Squaring Timber - Faine 459

By: Jon Faine

citroen b2 wooden frame citroen b2 wooden frame

The enormity of what I have done already is not in any way properly recorded

The wood has arrived. I have bought fancy glue, sharpened my chisels and honed the blade on my hand-me-down ancient but excellent Stanley plane, and in a celebratory splurge, rashly tossed out my garage sale ancient and bent set square and lashed out on a new one. Coachbuilding is, at last, under way on the 1926 Citroen B2 ‘Caddy’ boat-tail.

It has been several years of toil – slowly and tediously stripping down the old chassis, sanding and scraping everything back, making a temporary spray booth from plastic drop sheets stapled onto the ceiling and then doing whatever was needed to force the new paint to stick to the rust-proofed old steel.


Then the running gear was also degreased, stripped, wire-wheeled, painted and pimped before going back onto the axles. Next the chassis, reassembled, was re-introduced to the wonderfully powder-coated wheels on brand new tyres. The re-cored radiator has been married up to the motor/gearbox assembly and if I bolted a magneto on, we could use my newly fabricated shiny lathe turned crank handle to crank start the near-centenarian and take it for a spin. Soon. Still need to attach the exhaust – I suspect the neighbours would have something to say if that was missing.

It seems sacrilegious to condense several years of sweat and swearing into a few quickly digested paragraphs like that.
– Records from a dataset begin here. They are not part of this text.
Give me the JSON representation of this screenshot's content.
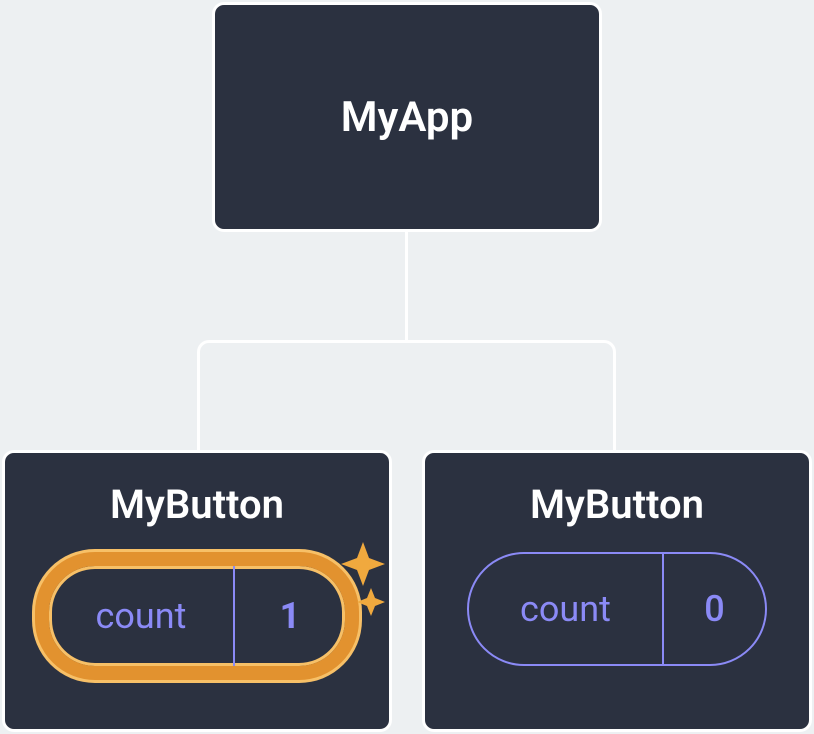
{
  "root": {
    "label": "MyApp"
  },
  "children": [
    {
      "label": "MyButton",
      "state": {
        "key": "count",
        "value": "1"
      },
      "highlighted": true
    },
    {
      "label": "MyButton",
      "state": {
        "key": "count",
        "value": "0"
      },
      "highlighted": false
    }
  ],
  "colors": {
    "node_bg": "#2b3140",
    "node_border": "#ffffff",
    "pill_border": "#8b8af6",
    "highlight_outer": "#f7c067",
    "highlight_inner": "#e2922f"
  }
}
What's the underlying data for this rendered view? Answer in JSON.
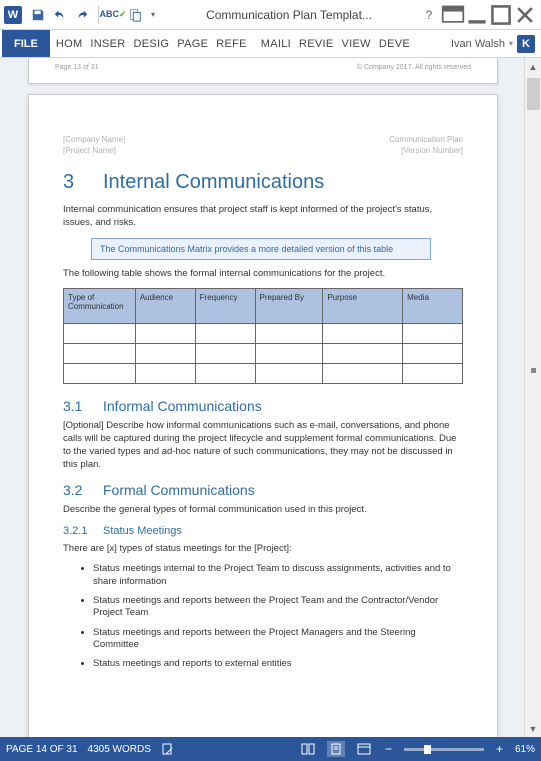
{
  "titlebar": {
    "app_icon_letter": "W",
    "document_title": "Communication Plan Templat..."
  },
  "ribbon": {
    "file": "FILE",
    "tabs": [
      "HOM",
      "INSER",
      "DESIG",
      "PAGE",
      "REFE",
      "MAILI",
      "REVIE",
      "VIEW",
      "DEVE"
    ],
    "user_name": "Ivan Walsh",
    "user_initial": "K"
  },
  "prev_page": {
    "page_label": "Page 13 of 31",
    "copyright": "© Company 2017. All rights reserved"
  },
  "doc": {
    "header": {
      "company": "[Company Name]",
      "plan": "Communication Plan",
      "project": "[Project Name]",
      "version": "[Version Number]"
    },
    "h1_num": "3",
    "h1_text": "Internal Communications",
    "intro": "Internal communication ensures that project staff is kept informed of the project's status, issues, and risks.",
    "callout": "The Communications Matrix provides a more detailed version of this table",
    "table_intro": "The following table shows the formal internal communications for the project.",
    "table_headers": [
      "Type of Communication",
      "Audience",
      "Frequency",
      "Prepared By",
      "Purpose",
      "Media"
    ],
    "h2a_num": "3.1",
    "h2a_text": "Informal Communications",
    "p31": "[Optional] Describe how informal communications such as e-mail, conversations, and phone calls will be captured during the project lifecycle and supplement formal communications. Due to the varied types and ad-hoc nature of such communications, they may not be discussed in this plan.",
    "h2b_num": "3.2",
    "h2b_text": "Formal Communications",
    "p32": "Describe the general types of formal communication used in this project.",
    "h3_num": "3.2.1",
    "h3_text": "Status Meetings",
    "p321": "There are [x] types of status meetings for the [Project]:",
    "bullets": [
      "Status meetings internal to the Project Team to discuss assignments, activities and to share information",
      "Status meetings and reports between the Project Team and the Contractor/Vendor Project Team",
      "Status meetings and reports between the Project Managers and the Steering Committee",
      "Status meetings and reports to external entities"
    ]
  },
  "status": {
    "page": "PAGE 14 OF 31",
    "words": "4305 WORDS",
    "zoom": "61%"
  }
}
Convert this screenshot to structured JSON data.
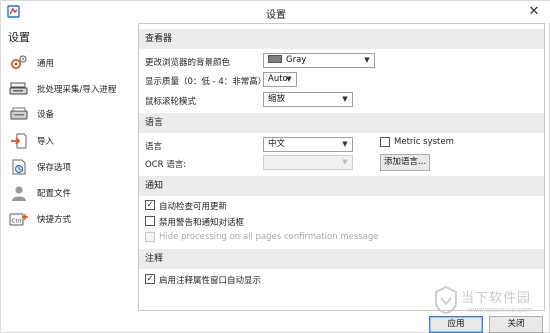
{
  "window": {
    "title": "设置",
    "close_glyph": "✕"
  },
  "sidebar": {
    "title": "设置",
    "items": [
      {
        "label": "通用",
        "icon": "gear-icon"
      },
      {
        "label": "批处理采集/导入进程",
        "icon": "scanner-icon"
      },
      {
        "label": "设备",
        "icon": "device-icon"
      },
      {
        "label": "导入",
        "icon": "import-icon"
      },
      {
        "label": "保存选项",
        "icon": "save-options-icon"
      },
      {
        "label": "配置文件",
        "icon": "profile-icon"
      },
      {
        "label": "快捷方式",
        "icon": "shortcut-icon"
      }
    ]
  },
  "sections": {
    "viewer": {
      "title": "查看器",
      "bg_color_label": "更改浏览器的背景颜色",
      "bg_color_value": "Gray",
      "quality_label": "显示质量（0：低 - 4：非常高）",
      "quality_value": "Auto",
      "scroll_label": "鼠标滚轮模式",
      "scroll_value": "缩放"
    },
    "language": {
      "title": "语言",
      "language_label": "语言",
      "language_value": "中文",
      "metric_label": "Metric system",
      "metric_checked": false,
      "ocr_label": "OCR 语言:",
      "ocr_value": "",
      "add_language_button": "添加语言..."
    },
    "notifications": {
      "title": "通知",
      "auto_update_label": "自动检查可用更新",
      "auto_update_checked": true,
      "disable_warnings_label": "禁用警告和通知对话框",
      "disable_warnings_checked": false,
      "hide_processing_label": "Hide processing on all pages confirmation message",
      "hide_processing_checked": false
    },
    "annotations": {
      "title": "注释",
      "auto_show_label": "启用注释属性窗口自动显示",
      "auto_show_checked": true
    }
  },
  "footer": {
    "apply_button": "应用",
    "close_button": "关闭"
  },
  "watermark": {
    "text": "当下软件园",
    "url": "www.downxia.com"
  },
  "colors": {
    "section_bg": "#ececec",
    "border": "#c8c8c8",
    "primary_focus": "#3b7bd4",
    "swatch_gray": "#808080"
  }
}
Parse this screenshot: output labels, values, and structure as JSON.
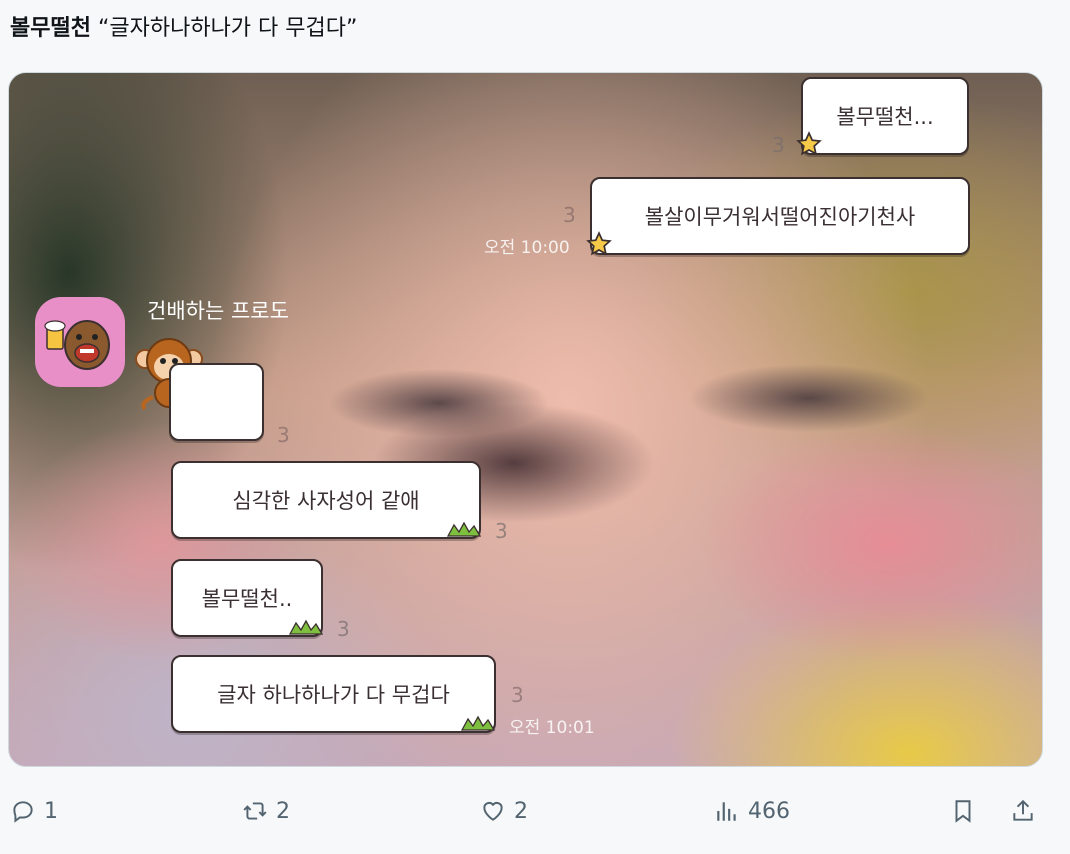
{
  "post": {
    "author": "볼무떨천",
    "quote": "“글자하나하나가 다 무겁다”"
  },
  "chat": {
    "sent": [
      {
        "text": "볼무떨천...",
        "read": "3"
      },
      {
        "text": "볼살이무거워서떨어진아기천사",
        "read": "3",
        "time": "오전 10:00"
      }
    ],
    "sender_name": "건배하는 프로도",
    "received": [
      {
        "text": "",
        "read": "3"
      },
      {
        "text": "심각한 사자성어 같애",
        "read": "3"
      },
      {
        "text": "볼무떨천..",
        "read": "3"
      },
      {
        "text": "글자 하나하나가 다 무겁다",
        "read": "3",
        "time": "오전 10:01"
      }
    ]
  },
  "actions": {
    "replies": "1",
    "reposts": "2",
    "likes": "2",
    "views": "466"
  },
  "icons": [
    "reply-icon",
    "repost-icon",
    "like-icon",
    "views-icon",
    "bookmark-icon",
    "share-icon",
    "star-sticker-icon",
    "grass-sticker-icon"
  ],
  "colors": {
    "bubble_border": "#3b2f2f",
    "action_grey": "#536471",
    "avatar_bg": "#e88fc8"
  }
}
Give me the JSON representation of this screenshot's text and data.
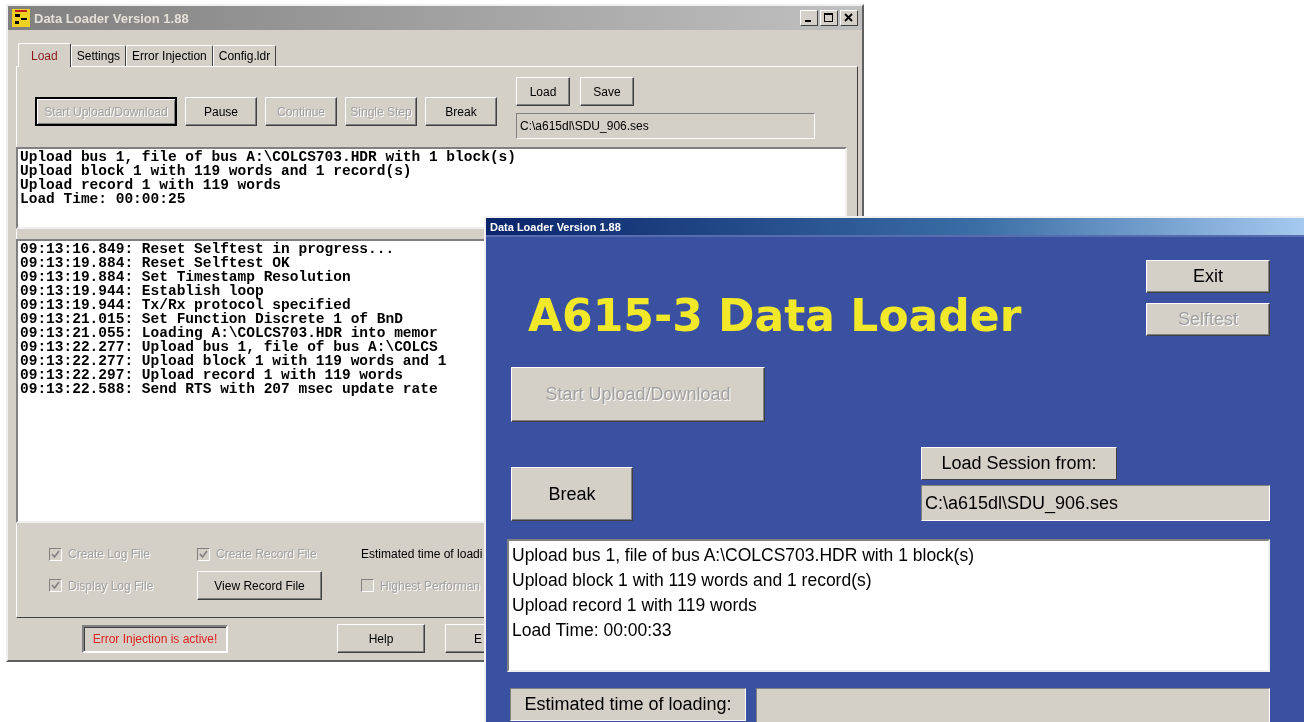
{
  "main_window": {
    "title": "Data Loader Version 1.88",
    "active": false,
    "tabs": [
      {
        "label": "Load",
        "selected": true
      },
      {
        "label": "Settings",
        "selected": false
      },
      {
        "label": "Error Injection",
        "selected": false
      },
      {
        "label": "Config.ldr",
        "selected": false
      }
    ],
    "toolbar_buttons": [
      {
        "label": "Start Upload/Download",
        "disabled": true,
        "focused": true
      },
      {
        "label": "Pause",
        "disabled": false,
        "focused": false
      },
      {
        "label": "Continue",
        "disabled": true,
        "focused": false
      },
      {
        "label": "Single Step",
        "disabled": true,
        "focused": false
      },
      {
        "label": "Break",
        "disabled": false,
        "focused": false
      }
    ],
    "session_buttons": [
      {
        "label": "Load",
        "disabled": false
      },
      {
        "label": "Save",
        "disabled": false
      }
    ],
    "session_path": "C:\\a615dl\\SDU_906.ses",
    "summary_lines": [
      "Upload bus 1, file of bus A:\\COLCS703.HDR with 1 block(s)",
      "Upload block 1 with 119 words and 1 record(s)",
      "Upload record 1 with 119 words",
      "Load Time: 00:00:25"
    ],
    "log_lines": [
      "09:13:16.849: Reset Selftest in progress...",
      "09:13:19.884: Reset Selftest OK",
      "09:13:19.884: Set Timestamp Resolution",
      "09:13:19.944: Establish loop",
      "09:13:19.944: Tx/Rx protocol specified",
      "09:13:21.015: Set Function Discrete 1 of BnD",
      "09:13:21.055: Loading A:\\COLCS703.HDR into memor",
      "09:13:22.277: Upload bus 1, file of bus A:\\COLCS",
      "09:13:22.277: Upload block 1 with 119 words and 1",
      "09:13:22.297: Upload record 1 with 119 words",
      "09:13:22.588: Send RTS with 207 msec update rate"
    ],
    "checkboxes": [
      {
        "label": "Create Log File",
        "checked": true,
        "disabled": true
      },
      {
        "label": "Display Log File",
        "checked": true,
        "disabled": true
      },
      {
        "label": "Create Record File",
        "checked": true,
        "disabled": true
      },
      {
        "label": "Highest Performan",
        "checked": false,
        "disabled": true
      }
    ],
    "view_record_button": "View Record File",
    "estimate_label": "Estimated time of loadi",
    "error_indicator": "Error Injection is active!",
    "footer_buttons": [
      {
        "label": "Help"
      },
      {
        "label": "E"
      }
    ]
  },
  "loader_window": {
    "title": "Data Loader Version 1.88",
    "active": true,
    "heading": "A615-3 Data Loader",
    "side_buttons": [
      {
        "label": "Exit",
        "disabled": false
      },
      {
        "label": "Selftest",
        "disabled": true
      }
    ],
    "start_button": {
      "label": "Start Upload/Download",
      "disabled": true
    },
    "break_button": {
      "label": "Break",
      "disabled": false
    },
    "session_label": "Load Session from:",
    "session_path": "C:\\a615dl\\SDU_906.ses",
    "summary_lines": [
      "Upload bus 1, file of bus A:\\COLCS703.HDR with 1 block(s)",
      "Upload block 1 with 119 words and 1 record(s)",
      "Upload record 1 with 119 words",
      "Load Time: 00:00:33"
    ],
    "estimate_label": "Estimated time of loading:"
  }
}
The enormity of what I have done already is not in any way properly recorded there. It is like Vietnam – if you weren’t there you will never understand.

The next phase of the project now begins – fabricating the timber frame which will eventually be skinned in either aluminium (light but I can’t weld aluminium) or thin steel (heavier but easier to work on, and I can’t weld steel either… well, I can, but it’s not pretty). I have not got blueprints nor proper plans but have made various scale drawings and templates from the MDF buck that has featured in earlier editions of this most excellent magazine.


A set square makes its debut

Finding the right timber was harder than I thought. My original plan was to scavenge stuff from skips and house demolitions, and trim it to size. I found some superb Oregon beams, four metres long and plenty wide, thick as my thigh and superb grain patterns. Rich red in colour – and I thought I was home and hosed. De-nailed and cleaned up they were gorgeous.

Every professional I spoke to told me not to use it – too heavy, too bendy, too prone to splitting. So there go countless wasted hours and I have a shed roof full of the most beautiful planks I now no longer have any use for. We might have to renovate the kitchen just so that I feel it has not all been a waste of time.

A delivery of American Ash was arranged, 55mm thick and mostly 200mm wide. My frame will be made from pieces 45mm thick , and the only two wide timbers are the 1.6m side-rails. The rest has been chopped up into what I hope are the right size elements of what will be the frame. Everything has gone through my second hand electric thicknesser to gradually size it down to 45mm thick and every edge has been squared.


Trying to 'square' timber planks

Who knew it was so hard to get a plank of timber square? The first one took half a day, and a lot of cursing. I have also discovered the vital role of the dust collector and although wearing masks everywhere has become ‘de rigeur’ of late, in my shed while creating huge piles of shavings and spraying timber dust everywhere it is non-negotiable. Tip for others, passed on to me by the pharmacist when I was buying industrial quantities of hay-fever tablets and nasal spray; buy a Vaseline container and before starting dusty work insert finger in Vaseline and line the nostril membranes with a thin prophylactic layer of Vaseline. Nasal secretions stopped in their tracks – sorry, I know it is a family magazine.

I am now doing practice mortice and tenon joints and finger-jointing on soft pine to try to make my mistakes on off-cuts and sacrificial bits before charging into the real stuff. Needless to say, it is harder than it looks on You Tube or in the books I have been consulting. Getting a cut that is accurate enough to promise a tight fit is much more challenging than anything Mr Rippon taught us in woodwork class in Form 2.

Carving out the two bottom rails will be followed by the A pillars, for which I have the originals although they are rotten, split, have the wrong curvature (having come off a tourer body not a boat-tail) but are better than nothing as a starting point. And then…it will all just fall into place, won’t it?